Amal, my eldest sister, then nineteen, was about to get married. Gunfire could not dampen her mood. She leaned against the wall, resolute, wearing Jordache jeans and a lavender angora V-neck sweater, her face serene.
My other sister, Lamia, seemed unperturbed as well, but in a different mood. No amount of gunfire could transform the air of gloom around her. She sat, head bowed, not participating. She was almost eighteen. The dim light created shadowy havoc on her acne-scarred face. Her morose expression was only habit, through continual recurrence of an emotional display, the face reverted to it, habituated itself to it, even in repose. She did not seem to belong to our family, yet was an essential part of it.
I stared up at the water stains on the ceiling, at the peeling paint. I wondered whether the concierge would paint the stairwell if the building was damaged enough. Another shell fell close by.
“I’m sure it’ll be over soon,” I said. “They’ll get tired.” I smoothed my red dress. My hand curled a lock of my reddish brown hair.
My half-sister Rana wrote furiously in her diary. She wrote incessantly, considering the world nothing but material for her writing. My favorite sister was growing up to be a stunner, a heartbreaker in training.
“What are you writing?” I asked.
“I’m writing about this. Everything that’s happening. All the noise. Where it comes from, how unexpected. Why the stop, start, stop and start again. All the different sounds. Always coming from different places. I can’t tell where it’s coming from next.”
“No one can tell, my dear,” said Saniya. “No one’s sure who’s fighting whom. We just have to wait it out.”
“If I knew what to expect, it would be better,” Rana said. “I just don’t know what’s coming next.”

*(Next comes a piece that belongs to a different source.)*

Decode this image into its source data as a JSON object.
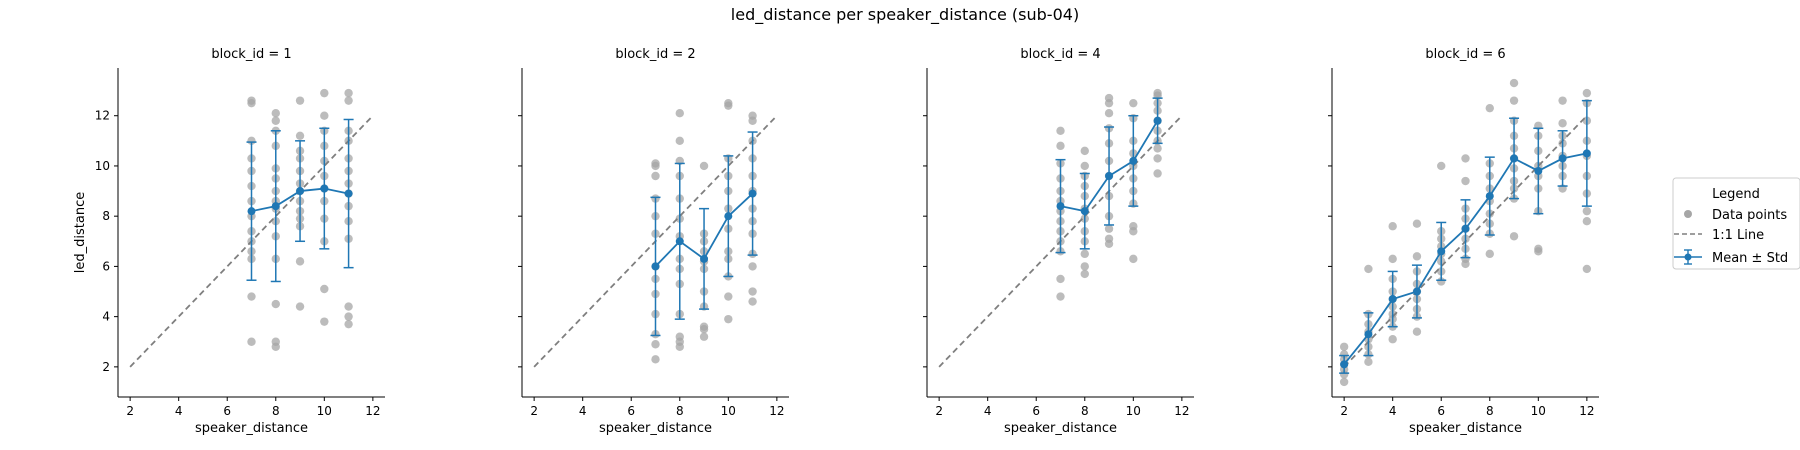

Something exploded not too far from us, making everyone jump. Ramzi screamed again. Rana reached out and patted his head. She seemed so adult. He began whimpering. I knelt down on the stairs below him and rubbed his tiny back. “It’s okay, hayatee . Everything will be okay. I promise.”
As if at my signal, the gunfire stopped. We heard men shouting, but we could not discern what was being said. “They seem to be on the roof of the building next door,” my father said. “That’s probably why the shells are dropping close.”